R. — Selon l’apôtre saint Paul, ils résisteraient à l’ordre établi et se rendraient dignes de la damnation éternelle ! »

La peur du gendarme et la crainte de l’enfer, tout semblait uni pour assurer à Napoléon la fidélité de ses sujets.

Le malheur fut pour lui qu’il crut pouvoir briser, sous sa poigne de fer, la papauté rebelle. On verra plus loin qu’il se heurta ici contre une puissance autrement redoutable que les armées de toutes les coalitions. Pendant toute l’année 1805 et pour des motifs divers (nomination des évêques, refus d’annulation du mariage de Jérôme Bonaparte, occupation d’Ancône) des conflits multiples et de plus en plus violents éclatèrent entre Napoléon et Pie VII. À propos du blocus continental, la querelle s’envenima à ce point que, en 1807, le général Lemarrois prit possession des provinces de Macerata, Ancône, Urbin et Ferma, que, six mois plus tard enfin (février 1808), le général Mioliis entrait à Rome.

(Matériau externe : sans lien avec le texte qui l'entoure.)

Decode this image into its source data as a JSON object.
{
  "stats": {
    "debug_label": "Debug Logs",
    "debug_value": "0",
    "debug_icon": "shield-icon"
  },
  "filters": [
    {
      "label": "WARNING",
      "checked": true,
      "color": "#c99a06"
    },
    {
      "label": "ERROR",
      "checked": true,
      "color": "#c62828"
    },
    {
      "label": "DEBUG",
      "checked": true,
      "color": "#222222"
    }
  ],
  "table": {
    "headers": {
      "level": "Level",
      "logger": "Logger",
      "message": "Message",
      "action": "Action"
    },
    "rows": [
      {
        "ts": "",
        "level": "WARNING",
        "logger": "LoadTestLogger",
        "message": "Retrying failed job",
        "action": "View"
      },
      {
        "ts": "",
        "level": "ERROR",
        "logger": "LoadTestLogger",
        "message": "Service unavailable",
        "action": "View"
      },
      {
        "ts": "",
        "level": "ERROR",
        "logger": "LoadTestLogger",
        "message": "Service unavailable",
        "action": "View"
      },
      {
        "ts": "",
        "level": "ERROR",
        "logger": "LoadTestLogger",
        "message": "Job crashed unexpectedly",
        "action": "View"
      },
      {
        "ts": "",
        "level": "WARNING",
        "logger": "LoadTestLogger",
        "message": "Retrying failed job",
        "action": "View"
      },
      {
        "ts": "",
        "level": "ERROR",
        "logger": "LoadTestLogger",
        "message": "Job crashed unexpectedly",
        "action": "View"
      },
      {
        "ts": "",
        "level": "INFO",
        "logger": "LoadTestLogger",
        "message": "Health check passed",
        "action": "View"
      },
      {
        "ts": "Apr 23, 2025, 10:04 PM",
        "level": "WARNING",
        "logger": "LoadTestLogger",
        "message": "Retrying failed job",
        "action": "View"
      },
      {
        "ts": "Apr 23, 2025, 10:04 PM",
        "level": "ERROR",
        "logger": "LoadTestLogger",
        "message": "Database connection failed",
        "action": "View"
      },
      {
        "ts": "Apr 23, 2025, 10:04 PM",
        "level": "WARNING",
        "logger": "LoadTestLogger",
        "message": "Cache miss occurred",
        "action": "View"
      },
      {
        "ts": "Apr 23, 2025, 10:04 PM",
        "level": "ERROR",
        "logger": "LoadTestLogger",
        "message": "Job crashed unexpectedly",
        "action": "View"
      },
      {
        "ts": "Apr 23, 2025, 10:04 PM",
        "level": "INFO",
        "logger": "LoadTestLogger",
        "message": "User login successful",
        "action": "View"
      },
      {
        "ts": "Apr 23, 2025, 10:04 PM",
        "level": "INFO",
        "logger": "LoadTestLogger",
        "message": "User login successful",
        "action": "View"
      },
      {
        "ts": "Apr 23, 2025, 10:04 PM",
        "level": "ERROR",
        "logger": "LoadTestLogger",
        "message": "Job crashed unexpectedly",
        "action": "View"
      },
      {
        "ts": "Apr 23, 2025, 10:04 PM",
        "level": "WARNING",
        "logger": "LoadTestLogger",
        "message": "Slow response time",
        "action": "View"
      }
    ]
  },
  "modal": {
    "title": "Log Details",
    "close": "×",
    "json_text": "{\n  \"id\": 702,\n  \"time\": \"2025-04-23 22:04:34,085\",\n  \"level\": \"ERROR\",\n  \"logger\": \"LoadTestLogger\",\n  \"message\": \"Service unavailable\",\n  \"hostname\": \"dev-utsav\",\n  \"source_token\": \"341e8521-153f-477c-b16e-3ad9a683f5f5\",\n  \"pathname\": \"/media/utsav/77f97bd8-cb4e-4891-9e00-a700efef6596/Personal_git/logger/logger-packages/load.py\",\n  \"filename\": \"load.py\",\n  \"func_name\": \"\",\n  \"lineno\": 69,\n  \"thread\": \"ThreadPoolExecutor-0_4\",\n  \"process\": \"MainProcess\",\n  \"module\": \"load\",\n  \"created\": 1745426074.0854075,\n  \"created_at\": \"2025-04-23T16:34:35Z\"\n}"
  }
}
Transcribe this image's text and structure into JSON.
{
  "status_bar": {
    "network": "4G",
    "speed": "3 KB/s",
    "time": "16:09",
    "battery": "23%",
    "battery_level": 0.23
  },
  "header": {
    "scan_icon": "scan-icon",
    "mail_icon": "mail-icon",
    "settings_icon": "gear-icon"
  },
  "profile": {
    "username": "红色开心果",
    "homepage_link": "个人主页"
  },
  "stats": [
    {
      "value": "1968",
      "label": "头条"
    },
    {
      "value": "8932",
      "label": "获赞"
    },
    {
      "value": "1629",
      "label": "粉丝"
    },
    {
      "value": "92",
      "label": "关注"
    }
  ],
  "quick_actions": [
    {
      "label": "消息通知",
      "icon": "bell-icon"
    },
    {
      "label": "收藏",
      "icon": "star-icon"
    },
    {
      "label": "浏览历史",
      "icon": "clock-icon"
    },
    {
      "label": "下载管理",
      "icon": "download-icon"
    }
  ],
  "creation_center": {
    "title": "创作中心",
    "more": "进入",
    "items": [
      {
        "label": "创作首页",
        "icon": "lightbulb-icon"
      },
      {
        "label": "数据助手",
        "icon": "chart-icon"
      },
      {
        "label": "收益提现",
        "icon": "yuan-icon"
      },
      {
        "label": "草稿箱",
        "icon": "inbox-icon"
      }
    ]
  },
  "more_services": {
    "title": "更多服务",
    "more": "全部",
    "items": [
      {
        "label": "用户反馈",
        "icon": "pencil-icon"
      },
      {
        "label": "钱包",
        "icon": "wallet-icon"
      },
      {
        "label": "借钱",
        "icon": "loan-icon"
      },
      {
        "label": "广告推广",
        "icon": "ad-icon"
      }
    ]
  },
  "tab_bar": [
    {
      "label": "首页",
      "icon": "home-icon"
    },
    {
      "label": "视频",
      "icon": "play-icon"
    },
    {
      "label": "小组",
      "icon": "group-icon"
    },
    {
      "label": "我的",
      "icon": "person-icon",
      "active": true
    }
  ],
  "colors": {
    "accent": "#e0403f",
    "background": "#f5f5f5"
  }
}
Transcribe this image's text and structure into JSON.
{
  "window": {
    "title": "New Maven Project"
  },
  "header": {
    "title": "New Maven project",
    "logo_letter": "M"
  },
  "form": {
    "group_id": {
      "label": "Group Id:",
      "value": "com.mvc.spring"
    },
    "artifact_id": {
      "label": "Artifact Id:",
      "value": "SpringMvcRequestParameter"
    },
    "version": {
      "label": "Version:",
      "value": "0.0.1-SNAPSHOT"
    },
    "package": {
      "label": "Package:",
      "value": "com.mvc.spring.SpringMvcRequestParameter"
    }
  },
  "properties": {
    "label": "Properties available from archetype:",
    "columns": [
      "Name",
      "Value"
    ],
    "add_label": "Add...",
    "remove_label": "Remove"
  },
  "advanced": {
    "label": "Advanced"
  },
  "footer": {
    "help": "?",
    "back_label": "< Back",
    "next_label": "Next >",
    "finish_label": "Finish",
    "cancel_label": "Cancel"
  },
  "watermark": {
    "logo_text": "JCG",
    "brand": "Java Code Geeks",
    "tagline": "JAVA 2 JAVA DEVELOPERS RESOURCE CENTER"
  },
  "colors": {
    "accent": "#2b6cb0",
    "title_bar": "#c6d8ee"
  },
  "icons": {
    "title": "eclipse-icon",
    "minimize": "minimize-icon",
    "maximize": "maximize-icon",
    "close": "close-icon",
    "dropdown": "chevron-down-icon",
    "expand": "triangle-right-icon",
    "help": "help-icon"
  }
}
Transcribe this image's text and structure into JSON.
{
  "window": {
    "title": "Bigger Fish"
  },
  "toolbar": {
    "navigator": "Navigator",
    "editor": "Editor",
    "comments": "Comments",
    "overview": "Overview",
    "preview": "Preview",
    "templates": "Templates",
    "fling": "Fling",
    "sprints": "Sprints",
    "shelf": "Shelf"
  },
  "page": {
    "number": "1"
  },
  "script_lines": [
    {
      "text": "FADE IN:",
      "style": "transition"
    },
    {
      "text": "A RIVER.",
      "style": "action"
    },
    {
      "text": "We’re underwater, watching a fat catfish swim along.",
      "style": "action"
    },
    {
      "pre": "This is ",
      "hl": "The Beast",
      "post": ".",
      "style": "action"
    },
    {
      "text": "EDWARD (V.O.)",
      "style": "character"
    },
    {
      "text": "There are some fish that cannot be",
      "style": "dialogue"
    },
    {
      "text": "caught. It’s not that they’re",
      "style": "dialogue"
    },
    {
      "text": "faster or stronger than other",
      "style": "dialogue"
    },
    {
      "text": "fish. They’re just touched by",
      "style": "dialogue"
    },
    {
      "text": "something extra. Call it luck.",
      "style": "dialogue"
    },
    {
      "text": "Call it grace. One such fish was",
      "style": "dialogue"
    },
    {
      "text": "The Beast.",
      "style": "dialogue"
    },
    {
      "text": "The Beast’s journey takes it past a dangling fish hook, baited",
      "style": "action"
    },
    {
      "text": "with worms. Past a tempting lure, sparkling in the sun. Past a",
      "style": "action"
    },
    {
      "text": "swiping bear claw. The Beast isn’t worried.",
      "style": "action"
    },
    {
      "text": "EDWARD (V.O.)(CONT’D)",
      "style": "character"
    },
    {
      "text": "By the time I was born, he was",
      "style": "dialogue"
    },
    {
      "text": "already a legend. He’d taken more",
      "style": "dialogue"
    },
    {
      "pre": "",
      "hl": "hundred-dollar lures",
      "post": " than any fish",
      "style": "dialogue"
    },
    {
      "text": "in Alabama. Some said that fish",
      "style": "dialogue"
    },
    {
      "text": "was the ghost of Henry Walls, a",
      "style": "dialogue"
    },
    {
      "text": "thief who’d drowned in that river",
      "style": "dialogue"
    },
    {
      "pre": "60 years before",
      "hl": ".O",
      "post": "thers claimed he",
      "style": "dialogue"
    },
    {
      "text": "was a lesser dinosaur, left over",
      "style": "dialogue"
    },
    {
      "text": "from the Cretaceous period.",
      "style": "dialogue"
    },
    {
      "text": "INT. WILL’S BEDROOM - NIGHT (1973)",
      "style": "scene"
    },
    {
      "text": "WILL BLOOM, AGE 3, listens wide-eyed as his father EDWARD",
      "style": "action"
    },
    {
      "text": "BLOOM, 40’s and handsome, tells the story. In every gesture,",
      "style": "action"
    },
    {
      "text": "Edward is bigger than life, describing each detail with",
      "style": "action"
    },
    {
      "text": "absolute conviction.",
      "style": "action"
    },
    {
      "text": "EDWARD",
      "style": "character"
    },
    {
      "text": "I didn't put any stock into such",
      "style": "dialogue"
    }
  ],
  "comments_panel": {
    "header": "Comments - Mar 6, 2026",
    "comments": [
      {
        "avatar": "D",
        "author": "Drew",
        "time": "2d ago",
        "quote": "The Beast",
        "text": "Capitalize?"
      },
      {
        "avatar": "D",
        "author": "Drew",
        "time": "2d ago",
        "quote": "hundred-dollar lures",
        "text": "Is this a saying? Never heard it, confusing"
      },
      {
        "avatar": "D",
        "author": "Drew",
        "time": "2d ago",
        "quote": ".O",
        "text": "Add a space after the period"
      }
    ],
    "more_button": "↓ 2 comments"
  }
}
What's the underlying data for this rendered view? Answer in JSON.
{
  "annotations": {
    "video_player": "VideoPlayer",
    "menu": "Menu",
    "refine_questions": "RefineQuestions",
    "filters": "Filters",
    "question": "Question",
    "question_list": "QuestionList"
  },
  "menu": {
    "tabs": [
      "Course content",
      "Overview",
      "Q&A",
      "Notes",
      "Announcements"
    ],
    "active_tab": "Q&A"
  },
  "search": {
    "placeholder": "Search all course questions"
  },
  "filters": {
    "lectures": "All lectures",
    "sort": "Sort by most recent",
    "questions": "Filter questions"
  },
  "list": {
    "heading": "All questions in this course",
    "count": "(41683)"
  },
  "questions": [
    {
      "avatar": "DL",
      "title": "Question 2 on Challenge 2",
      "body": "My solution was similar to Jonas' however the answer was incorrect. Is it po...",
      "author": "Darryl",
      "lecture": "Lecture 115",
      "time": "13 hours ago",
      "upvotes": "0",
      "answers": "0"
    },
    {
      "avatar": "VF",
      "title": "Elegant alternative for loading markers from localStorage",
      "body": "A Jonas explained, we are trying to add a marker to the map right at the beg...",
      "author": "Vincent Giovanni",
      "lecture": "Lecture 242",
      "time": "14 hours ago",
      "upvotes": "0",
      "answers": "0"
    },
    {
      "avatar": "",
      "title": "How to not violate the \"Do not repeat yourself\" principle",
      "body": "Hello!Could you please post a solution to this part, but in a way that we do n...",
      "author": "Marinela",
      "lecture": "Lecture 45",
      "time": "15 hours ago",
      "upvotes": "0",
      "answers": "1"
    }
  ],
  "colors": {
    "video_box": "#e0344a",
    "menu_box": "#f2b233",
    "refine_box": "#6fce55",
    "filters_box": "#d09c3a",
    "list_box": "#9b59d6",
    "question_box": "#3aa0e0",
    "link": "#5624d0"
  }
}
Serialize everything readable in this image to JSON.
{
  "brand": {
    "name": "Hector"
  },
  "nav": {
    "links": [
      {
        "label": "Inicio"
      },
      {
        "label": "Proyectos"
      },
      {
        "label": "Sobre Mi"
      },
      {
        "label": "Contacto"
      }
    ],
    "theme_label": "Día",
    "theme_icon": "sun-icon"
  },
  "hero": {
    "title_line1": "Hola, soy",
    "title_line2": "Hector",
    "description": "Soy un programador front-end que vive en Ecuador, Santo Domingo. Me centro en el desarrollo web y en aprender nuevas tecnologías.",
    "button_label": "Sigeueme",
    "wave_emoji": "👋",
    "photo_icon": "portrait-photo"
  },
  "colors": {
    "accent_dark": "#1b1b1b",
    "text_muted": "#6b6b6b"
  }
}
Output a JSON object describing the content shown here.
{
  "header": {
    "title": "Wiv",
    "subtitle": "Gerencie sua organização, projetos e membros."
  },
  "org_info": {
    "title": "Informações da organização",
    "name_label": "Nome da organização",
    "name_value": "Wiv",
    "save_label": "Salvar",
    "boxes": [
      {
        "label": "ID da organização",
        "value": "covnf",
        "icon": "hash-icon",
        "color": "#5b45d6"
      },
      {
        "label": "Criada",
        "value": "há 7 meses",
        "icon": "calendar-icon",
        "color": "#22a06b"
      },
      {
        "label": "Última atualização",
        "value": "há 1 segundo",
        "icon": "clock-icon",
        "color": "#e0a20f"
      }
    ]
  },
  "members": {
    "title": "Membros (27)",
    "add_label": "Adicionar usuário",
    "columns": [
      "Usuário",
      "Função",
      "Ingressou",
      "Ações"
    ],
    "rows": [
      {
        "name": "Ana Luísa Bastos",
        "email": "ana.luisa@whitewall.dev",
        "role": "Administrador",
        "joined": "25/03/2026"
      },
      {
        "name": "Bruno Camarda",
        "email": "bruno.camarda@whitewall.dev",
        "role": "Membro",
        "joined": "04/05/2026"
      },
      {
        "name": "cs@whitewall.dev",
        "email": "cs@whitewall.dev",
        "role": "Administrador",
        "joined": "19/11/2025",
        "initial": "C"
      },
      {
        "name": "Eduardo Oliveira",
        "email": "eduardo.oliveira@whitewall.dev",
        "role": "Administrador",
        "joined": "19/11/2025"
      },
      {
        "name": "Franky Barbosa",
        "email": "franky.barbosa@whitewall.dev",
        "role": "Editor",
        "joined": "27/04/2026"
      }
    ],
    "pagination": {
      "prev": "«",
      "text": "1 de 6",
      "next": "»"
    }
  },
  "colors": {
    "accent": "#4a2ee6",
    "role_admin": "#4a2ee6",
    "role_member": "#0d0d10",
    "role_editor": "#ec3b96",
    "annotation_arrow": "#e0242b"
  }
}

Une lettre adressée au prince Eugène, en juillet 1807, montre assez en quel état d’excitation se trouvait l’empereur à l’égard du pape récalcitrant, sur le point d’en appeler à la chrétienté.

« Il y avait, écrivait rageusement Napoléon, il y avait des rois avant qu’il y eût des papes. Ils veulent, disent-ils, publier tout le mal que je fais à la religion. Les insensés ! Ils ne savent point qu’il n’y a pas un coin nu monde, en Italie, en Allemagne, en Pologne, où je n’aie fait encore plus de bien à la religion que le pape n’y a fait de mal. Ils veulent me dénoncer à la chrétienté ! Cette ridicule pensée ne peut appartenir qu’à une profonde ignorance du siècle où nous sommes. Il y a là une erreur de mille ans de date. Le pape qui se porterait à une pareille démarche cesserait d’être pape à mes yeux. Je ne le considérerais que comme l’antéchrist, envoyé pour bouleverser le monde et faire du mal aux hommes, et je remercierais Dieu de son impuissance. Si cela était ainsi, je séparerais mes peuples de toute communication avec Rome, et j’y établirais une police… Que veut faire Pie VII en me dénonçant à la chrétienté ? Mettre mes trônes en interdit, m’excommunier ? Pense-t-il que les armes tomberont de la main de mes soldats et mettre le poignard aux mains de mes peuples pour m’égorger ?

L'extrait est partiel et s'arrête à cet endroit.